An interesting article on midwives appeared in The New York Times the other week in the Fashion and Style section of all places. “Are midwives becoming trendy, like juice cleanses and Tom’s shoes?” the journalist ponders. And according to Dr. Jacques Moritz, director of the gynaecology division at St. Luke’s-Roosevelt in New York, “The perception of midwives has completely shifted, it used to be just the hippies who wanted to go to midwives. Now it’s the women in the red-bottom shoes.”

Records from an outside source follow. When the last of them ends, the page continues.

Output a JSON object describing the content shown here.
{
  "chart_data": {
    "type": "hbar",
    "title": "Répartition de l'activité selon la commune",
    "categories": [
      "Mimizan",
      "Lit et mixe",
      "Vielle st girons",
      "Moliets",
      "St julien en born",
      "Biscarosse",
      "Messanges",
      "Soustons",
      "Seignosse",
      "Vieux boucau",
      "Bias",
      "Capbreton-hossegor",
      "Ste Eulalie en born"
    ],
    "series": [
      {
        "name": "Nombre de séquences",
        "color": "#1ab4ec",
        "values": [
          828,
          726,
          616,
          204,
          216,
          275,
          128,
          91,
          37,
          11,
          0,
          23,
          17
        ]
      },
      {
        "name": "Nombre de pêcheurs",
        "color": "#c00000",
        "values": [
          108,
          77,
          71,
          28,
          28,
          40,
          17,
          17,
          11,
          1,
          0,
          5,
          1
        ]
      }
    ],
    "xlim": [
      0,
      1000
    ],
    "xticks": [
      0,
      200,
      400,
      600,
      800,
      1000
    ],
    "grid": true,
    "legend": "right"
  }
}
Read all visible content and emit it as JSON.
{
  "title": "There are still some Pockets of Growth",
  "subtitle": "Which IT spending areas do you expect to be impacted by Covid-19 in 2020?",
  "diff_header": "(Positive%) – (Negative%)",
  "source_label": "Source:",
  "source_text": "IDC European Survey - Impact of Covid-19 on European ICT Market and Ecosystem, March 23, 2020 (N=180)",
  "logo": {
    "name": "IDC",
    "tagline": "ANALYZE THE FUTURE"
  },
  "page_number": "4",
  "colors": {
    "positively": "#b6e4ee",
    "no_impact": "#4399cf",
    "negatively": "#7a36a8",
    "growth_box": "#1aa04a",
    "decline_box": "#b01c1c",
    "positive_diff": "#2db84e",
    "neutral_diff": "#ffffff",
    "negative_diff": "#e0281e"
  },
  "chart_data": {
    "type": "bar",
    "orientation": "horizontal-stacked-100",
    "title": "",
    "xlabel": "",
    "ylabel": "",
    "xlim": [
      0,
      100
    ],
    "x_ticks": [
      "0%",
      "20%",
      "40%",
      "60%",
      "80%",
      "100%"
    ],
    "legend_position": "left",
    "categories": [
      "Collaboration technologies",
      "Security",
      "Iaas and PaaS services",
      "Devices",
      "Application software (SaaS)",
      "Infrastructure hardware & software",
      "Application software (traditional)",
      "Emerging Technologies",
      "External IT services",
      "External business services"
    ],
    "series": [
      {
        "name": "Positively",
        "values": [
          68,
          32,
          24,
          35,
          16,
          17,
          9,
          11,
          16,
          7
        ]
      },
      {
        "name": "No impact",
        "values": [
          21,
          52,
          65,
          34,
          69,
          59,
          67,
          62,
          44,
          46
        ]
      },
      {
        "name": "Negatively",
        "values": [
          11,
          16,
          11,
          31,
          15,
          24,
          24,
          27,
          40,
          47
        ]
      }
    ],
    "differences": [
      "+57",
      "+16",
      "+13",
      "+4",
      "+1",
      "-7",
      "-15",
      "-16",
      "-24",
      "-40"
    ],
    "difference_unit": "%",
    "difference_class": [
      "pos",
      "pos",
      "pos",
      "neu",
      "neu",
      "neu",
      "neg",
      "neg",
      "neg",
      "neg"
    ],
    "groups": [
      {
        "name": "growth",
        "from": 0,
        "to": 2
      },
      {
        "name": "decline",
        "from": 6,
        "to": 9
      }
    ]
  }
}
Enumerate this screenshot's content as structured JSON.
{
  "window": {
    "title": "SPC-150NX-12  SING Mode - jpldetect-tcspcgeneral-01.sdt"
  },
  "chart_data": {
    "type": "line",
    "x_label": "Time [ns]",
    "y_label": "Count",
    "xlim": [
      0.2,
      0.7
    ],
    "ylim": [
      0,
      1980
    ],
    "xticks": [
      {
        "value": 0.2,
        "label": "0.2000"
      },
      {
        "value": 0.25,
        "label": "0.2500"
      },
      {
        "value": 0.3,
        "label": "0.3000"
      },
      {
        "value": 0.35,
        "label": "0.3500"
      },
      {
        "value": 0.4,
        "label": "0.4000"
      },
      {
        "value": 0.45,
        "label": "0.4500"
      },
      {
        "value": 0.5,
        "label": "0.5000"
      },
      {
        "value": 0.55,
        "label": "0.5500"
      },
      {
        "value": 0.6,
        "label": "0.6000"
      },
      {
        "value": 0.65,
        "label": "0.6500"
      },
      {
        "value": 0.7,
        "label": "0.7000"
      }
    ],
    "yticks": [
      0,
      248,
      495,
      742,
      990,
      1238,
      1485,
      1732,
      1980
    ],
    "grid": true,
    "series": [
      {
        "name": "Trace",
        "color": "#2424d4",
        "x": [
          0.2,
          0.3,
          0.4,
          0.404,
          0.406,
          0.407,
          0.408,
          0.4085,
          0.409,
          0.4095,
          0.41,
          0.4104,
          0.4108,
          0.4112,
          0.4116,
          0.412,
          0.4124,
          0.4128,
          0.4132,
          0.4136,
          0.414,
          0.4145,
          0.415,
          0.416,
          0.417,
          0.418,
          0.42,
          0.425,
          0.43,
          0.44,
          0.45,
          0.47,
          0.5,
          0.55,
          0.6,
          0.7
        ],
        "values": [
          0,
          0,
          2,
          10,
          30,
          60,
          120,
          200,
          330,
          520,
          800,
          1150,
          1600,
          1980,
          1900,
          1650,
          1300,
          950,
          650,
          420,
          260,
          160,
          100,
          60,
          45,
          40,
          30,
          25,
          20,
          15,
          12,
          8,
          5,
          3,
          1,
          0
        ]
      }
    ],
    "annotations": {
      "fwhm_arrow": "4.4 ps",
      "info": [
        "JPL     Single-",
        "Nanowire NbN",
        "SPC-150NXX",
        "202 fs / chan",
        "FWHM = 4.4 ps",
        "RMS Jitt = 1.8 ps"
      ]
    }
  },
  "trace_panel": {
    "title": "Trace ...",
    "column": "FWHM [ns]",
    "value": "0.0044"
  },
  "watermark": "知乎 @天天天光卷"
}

Well, I think it’s just fabulous that those fortunate few who can afford to walk around in Christian Louboutin’s (although I kind of cringe thinking about pregnant women wearing those spine-crushing instruments of torture!) are turning to midwives for their prenatal care, but since when were midwives relegated to caring only for the crunchy granola earth mothers out there – or in the case of this article, the entertainment elite?
It’s a very sad reflection on modern obstetric care that the very people who are most highly trained in normal, physiological birth are considered fringe dwellers, while obstetricians, who are trained in the pathology of pregnancy and childbirth (i.e. all the things that can go wrong) are considered the norm when it comes to standard care in pregnancy. Although midwives have a relatively high degree of autonomy in Australian hospitals, most women have been conditioned to believe that they can’t possibly give birth safely if an obstetrician is not present as well – their own or otherwise.
We have been so successfully brainwashed by the mass media into believing that we can’t birth our babies without pain medications, anaesthesia, and all sorts of other interventions in labour.
This type of article and thinking is not only annoying, its detrimental as it creates a mental barrier to midwifery for many women who can benefit most from the care of midwives.
The reality is…. midwifery is best for ALL women. Even “high risk” women can benefit greatly from midwifery care. Midwives provide more compassionate holistic care. They decrease interventions and have lower caesarean section rates. Midwives have longer appointment times than obstetricians and take care of families and communities not just pregnancies.
While overall it is a good thing that midwives are finally beginning to get the recognition they have so long deserved, it’s a shame that the message got blurred in an article that trivialised what is without doubt, one of the most incredible and important professions in the world.
Tanya Strusberg is a Lamaze Certified Childbirth Educator (LCCE) and teaches prenatal education to pregnant women and their partners in Melbourne.
She and her husband Doron have two beautiful children, Liev and Amalia.